We often convert one thing into another, such as a closet into an expanded bathroom or an unfinished basement into a multi-functional space for multi-generational living. Still, a closet is a closet. It does not pretend to be something it isn't. Likewise with a bathroom. It serves the purpose of a bathroom, no matter how it is improved or how lovely it appears to the eye of the owner.
The kitchen is a different animal, however. Food is stored and prepared there as always, but now the kitchen takes on different roles: a place to eat, to congregate, to pay the bills, to charge your electronic devices, tackle homework, and so forth. The square feet dedicated to a kitchen has expanded as well, from the cramped basics to culinary school productions that overlap other living areas. Which design principles apply to this versatile space? Hide the appliances or leave them exposed? Is a kitchen still a kitchen?

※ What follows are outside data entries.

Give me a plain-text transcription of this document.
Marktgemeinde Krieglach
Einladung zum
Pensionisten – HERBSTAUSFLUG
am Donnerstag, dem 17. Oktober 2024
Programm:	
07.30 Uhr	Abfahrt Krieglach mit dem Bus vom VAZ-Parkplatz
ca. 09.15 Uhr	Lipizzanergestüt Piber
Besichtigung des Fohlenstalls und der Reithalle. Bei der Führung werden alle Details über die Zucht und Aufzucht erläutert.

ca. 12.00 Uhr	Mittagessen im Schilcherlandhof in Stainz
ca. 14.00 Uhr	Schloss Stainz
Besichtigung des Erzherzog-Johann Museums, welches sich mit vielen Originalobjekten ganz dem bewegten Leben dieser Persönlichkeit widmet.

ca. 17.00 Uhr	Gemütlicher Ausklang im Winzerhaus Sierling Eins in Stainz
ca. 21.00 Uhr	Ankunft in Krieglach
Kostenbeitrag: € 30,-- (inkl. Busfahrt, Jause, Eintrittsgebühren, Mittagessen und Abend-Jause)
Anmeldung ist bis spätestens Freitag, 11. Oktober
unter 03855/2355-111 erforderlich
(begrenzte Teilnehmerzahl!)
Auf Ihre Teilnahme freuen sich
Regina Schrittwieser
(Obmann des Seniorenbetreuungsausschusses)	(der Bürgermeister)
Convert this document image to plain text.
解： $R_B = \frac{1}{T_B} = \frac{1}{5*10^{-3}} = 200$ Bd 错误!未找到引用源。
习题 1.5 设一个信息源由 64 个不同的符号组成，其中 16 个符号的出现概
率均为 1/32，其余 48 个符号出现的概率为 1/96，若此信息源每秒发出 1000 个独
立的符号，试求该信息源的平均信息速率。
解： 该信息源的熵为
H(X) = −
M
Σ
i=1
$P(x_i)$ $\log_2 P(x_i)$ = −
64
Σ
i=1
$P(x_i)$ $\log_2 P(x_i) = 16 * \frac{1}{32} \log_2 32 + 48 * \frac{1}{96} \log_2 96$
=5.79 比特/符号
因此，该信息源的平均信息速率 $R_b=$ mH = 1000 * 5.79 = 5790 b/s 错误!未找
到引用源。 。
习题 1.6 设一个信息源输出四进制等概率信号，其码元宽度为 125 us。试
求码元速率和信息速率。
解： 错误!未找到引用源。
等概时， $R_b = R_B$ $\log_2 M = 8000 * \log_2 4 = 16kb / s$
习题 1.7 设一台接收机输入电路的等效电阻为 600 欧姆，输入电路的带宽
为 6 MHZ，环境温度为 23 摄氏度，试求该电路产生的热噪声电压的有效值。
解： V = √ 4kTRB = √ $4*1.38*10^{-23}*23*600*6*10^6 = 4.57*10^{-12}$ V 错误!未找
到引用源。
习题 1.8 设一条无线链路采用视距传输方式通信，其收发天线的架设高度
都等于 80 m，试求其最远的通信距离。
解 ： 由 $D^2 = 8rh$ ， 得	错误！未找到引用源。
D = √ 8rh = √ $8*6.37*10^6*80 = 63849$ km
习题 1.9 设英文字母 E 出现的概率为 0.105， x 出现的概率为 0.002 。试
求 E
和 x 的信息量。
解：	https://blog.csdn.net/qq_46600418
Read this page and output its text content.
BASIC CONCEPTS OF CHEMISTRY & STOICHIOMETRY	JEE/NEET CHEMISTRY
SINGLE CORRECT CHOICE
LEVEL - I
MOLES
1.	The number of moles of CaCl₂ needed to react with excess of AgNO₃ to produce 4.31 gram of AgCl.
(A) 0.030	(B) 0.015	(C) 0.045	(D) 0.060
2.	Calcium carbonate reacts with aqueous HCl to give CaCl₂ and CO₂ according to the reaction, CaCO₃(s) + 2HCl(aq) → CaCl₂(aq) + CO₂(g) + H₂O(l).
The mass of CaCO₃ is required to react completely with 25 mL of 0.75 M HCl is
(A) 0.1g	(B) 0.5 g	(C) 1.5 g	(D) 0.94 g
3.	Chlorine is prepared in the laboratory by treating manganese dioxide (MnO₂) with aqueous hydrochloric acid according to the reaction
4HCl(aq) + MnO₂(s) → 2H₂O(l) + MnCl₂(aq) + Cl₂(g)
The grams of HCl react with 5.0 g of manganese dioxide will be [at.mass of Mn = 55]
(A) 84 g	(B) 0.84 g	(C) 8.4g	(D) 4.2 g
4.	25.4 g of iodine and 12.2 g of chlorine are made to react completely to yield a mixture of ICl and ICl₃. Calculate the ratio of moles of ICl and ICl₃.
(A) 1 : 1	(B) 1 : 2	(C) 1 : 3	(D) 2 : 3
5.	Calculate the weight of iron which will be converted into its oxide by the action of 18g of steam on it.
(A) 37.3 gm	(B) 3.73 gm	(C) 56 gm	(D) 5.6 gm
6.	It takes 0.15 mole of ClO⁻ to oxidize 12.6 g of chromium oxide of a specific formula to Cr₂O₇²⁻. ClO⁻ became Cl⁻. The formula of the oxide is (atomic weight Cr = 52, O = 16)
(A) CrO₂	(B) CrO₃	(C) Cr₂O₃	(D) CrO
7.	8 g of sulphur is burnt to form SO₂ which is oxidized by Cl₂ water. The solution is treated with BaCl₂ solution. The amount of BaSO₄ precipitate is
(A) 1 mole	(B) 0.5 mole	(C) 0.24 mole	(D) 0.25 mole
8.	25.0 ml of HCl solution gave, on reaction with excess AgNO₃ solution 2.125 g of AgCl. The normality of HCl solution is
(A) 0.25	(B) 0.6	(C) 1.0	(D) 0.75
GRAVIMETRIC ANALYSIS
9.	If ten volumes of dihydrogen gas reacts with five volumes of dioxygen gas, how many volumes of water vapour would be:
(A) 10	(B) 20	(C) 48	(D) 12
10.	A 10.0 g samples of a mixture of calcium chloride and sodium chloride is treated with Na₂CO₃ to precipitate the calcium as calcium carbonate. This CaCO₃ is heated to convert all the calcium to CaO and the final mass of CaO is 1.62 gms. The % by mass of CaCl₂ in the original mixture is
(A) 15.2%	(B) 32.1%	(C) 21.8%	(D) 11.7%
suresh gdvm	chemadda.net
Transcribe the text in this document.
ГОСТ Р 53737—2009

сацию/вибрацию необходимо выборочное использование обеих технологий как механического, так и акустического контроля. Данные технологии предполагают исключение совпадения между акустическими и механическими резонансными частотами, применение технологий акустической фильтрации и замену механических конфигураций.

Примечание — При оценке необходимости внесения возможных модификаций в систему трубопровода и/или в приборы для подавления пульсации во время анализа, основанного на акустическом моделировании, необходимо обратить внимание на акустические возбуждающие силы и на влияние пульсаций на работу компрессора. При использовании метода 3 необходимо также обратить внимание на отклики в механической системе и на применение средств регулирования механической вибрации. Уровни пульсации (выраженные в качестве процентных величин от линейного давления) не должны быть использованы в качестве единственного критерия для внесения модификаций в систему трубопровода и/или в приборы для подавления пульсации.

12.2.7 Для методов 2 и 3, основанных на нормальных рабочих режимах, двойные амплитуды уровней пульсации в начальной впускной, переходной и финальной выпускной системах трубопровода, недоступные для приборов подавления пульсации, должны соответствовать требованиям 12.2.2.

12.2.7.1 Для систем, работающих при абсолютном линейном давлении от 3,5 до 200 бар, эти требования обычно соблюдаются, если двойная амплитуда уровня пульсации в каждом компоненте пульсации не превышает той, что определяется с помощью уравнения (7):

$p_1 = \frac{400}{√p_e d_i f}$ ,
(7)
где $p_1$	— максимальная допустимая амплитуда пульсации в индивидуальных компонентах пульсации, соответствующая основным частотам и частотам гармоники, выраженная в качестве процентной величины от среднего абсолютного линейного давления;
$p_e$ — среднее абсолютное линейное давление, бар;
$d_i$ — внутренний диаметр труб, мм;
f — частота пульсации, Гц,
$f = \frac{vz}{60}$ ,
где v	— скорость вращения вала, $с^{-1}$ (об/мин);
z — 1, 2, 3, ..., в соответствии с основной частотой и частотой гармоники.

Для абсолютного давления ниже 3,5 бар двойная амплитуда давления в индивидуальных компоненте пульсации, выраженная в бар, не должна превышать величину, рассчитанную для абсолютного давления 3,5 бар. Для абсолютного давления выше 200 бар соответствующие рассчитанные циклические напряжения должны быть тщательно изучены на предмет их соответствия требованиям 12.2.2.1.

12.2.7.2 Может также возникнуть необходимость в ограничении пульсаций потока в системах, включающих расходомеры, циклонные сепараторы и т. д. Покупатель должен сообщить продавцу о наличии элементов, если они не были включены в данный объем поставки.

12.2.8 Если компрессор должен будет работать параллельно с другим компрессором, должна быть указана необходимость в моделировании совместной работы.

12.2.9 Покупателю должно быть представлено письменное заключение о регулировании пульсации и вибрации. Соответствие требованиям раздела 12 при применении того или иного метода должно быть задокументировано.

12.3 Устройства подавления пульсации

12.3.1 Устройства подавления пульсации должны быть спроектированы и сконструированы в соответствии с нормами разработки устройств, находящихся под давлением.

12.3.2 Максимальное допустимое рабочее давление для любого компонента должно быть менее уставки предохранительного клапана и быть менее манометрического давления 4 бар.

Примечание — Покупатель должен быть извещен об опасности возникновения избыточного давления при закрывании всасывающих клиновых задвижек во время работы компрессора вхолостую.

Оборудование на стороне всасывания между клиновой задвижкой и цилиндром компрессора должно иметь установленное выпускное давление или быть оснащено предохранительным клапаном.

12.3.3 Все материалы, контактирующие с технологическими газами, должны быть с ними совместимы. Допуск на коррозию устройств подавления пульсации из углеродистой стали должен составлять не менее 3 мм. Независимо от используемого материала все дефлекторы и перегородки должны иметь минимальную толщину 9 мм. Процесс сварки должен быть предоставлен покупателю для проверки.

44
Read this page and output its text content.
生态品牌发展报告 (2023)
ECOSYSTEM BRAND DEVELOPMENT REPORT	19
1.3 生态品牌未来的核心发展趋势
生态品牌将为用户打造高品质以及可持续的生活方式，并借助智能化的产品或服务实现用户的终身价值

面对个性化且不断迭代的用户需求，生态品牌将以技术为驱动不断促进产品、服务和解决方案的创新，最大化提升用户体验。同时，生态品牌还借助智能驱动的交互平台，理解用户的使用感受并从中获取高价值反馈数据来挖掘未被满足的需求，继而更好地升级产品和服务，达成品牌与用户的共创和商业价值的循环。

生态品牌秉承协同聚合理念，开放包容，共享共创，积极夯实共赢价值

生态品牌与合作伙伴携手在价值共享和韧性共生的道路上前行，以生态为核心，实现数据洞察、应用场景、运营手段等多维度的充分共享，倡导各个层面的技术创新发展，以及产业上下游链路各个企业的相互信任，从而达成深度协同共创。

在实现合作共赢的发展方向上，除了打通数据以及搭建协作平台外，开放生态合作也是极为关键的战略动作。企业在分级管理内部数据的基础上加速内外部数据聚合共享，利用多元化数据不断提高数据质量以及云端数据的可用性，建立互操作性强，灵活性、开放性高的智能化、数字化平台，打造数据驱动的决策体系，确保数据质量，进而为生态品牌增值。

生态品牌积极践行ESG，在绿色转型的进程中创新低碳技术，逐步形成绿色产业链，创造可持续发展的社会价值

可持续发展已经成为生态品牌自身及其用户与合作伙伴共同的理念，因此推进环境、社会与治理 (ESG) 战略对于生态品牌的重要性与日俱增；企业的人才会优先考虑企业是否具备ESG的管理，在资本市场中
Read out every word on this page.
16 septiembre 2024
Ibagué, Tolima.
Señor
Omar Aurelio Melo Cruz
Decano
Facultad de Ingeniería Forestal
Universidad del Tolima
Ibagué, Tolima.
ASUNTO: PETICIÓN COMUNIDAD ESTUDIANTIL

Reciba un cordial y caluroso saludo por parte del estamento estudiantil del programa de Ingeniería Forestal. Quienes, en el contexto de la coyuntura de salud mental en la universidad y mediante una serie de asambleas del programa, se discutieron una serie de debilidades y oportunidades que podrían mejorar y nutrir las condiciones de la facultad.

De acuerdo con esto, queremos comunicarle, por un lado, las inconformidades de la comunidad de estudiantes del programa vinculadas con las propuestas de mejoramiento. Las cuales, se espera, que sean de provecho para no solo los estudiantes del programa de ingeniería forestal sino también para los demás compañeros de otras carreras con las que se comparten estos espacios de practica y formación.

Even though we use kitchens differently these days, we like to see the symbols of the kitchen as a reminder of its first purpose. A kitchen is defined to some extent by the appliances. Concealing them behind cabinetry seems labored, especially if the owners use the kitchen as a kitchen rather than as an art object. We sometimes see amazingly crafted cabinetry covering all the appliances in a high-end kitchen, and just as we are enjoying the sleight-of-hand trick, our eyes fall to the inevitable La Cornue or Wolf range (no pricy kitchen can exist without one of these!). 750 pounds or more of hulking stainless steel. Naked. Massive. The magic show is over. A kitchen is still a kitchen.